Story by Dennis Hensley
My big reason for going to Las Vegas earlier this month was to see Cher before she packed it in and skipped town (see my video blog here). But the big reason I’m glad I made the trip was the show I saw the next night, Cirque du Soleil’s Ka at the MGM Grand. Where Cher seemed to be phoning it, this baby gave till it hurt. At least, it looked like it hurt.
I had been told by my cab driver on my way over that, “The stage is the star of that show.” He said it kind of dismissively, as though the performers were lacking. The truth is, the stage is the star of that show. The 80,000 pound, 50 foot-long platform is a triumph of imagination and engineering and deserves star status. If it had a door, I’d put a big star on it.

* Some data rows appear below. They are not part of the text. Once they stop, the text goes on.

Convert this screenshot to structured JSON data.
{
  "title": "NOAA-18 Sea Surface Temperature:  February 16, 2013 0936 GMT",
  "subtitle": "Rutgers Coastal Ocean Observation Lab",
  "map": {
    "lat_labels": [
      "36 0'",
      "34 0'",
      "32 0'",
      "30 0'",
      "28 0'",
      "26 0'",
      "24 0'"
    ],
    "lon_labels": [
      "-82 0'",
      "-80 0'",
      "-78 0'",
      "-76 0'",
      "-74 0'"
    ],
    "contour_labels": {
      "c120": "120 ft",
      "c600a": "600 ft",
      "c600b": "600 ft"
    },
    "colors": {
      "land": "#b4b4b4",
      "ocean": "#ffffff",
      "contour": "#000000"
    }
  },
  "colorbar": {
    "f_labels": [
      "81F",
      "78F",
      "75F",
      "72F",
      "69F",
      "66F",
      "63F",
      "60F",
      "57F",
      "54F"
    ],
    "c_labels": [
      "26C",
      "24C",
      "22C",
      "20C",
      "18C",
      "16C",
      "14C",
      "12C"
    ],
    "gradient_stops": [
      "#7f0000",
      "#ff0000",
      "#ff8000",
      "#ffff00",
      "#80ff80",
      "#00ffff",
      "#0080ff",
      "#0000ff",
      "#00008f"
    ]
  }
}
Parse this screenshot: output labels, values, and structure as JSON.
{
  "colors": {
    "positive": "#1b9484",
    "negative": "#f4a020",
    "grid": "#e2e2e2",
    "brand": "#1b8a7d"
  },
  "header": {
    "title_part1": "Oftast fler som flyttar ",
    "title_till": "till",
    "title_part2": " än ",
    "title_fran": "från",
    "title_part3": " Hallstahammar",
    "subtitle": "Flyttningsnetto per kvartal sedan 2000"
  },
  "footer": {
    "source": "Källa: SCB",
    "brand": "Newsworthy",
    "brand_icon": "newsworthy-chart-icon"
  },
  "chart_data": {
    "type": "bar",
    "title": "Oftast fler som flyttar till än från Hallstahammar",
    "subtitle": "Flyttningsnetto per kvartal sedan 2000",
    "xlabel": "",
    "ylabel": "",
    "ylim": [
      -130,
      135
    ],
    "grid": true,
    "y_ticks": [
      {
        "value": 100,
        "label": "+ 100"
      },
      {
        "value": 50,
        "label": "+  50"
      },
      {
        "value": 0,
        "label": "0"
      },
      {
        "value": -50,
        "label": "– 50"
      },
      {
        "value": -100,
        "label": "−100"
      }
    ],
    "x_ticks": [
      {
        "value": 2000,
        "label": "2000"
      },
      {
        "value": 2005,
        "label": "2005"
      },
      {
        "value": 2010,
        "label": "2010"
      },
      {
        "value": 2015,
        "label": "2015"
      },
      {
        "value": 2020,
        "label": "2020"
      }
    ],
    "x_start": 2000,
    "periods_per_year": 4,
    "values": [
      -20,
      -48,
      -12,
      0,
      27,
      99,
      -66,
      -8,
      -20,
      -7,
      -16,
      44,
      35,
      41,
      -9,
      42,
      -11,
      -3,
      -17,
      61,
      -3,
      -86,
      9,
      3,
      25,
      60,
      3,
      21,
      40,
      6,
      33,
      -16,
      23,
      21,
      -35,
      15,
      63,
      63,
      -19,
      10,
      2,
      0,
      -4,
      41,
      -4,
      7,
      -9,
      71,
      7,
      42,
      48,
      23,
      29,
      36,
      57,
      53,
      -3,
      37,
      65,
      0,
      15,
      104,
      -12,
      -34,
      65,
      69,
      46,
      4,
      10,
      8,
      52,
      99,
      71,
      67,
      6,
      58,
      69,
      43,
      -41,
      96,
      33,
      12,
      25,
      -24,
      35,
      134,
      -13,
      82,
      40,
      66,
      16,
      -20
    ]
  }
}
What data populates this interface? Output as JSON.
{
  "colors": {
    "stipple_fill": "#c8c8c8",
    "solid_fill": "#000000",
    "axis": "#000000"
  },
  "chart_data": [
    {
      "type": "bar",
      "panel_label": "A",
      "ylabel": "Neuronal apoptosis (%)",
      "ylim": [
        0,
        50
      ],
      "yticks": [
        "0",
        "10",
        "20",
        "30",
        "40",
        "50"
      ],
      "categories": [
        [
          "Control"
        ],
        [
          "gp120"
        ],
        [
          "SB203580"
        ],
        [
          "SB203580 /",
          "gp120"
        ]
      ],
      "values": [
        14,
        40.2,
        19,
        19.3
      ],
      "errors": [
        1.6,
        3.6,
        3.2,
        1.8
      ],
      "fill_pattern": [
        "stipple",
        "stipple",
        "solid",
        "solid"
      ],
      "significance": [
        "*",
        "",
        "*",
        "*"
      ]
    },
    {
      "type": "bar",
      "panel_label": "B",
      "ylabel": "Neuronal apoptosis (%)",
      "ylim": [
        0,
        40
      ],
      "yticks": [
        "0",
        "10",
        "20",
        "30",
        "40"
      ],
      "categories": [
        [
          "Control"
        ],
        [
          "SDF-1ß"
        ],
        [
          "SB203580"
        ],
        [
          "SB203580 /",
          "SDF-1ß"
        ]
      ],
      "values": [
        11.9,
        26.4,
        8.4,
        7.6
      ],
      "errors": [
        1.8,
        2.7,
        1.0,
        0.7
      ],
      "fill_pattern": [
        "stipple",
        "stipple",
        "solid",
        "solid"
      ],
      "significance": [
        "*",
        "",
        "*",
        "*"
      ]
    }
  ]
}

This thing is so technologically innovative, versatile and OMG mind-blowing, there’s no way any performer could compete. The best one could do is hang on for dear life and let it do its thing, whether it be rotating wildly to create a ship lost at sea, tilting past 90 degrees to suggest the side of a mountain wall or sprouting rods so that acrobats can dangle, swing and in one breathtaking stunt, slide over 60 feet into the abyss/pit.
The epic story is about a pair of twins, a boy and girl, who get separated from each other when they’re kids, go through a lot of adventures and adversity and then end up happily reunited at the end. There were some amazing Cirque-esque acrobatic acts woven into the tale but the real pleasure was just basking in the professionalism and the stagecraft.
From the moment I walked into the massive auditorium, with its atmospheric web of catwalks and cages, I felt like I was in another world. Then once the show started, I just let the spectacle -- violent and frightening, one moment, subtle and tender, the next -- wash over me. I haven’t said “Wow,” out loud like that so much since I saw the pictures of Jessica Simpson in her mom jeans. If you get a chance to experience it, you’ll say “Wow,” too.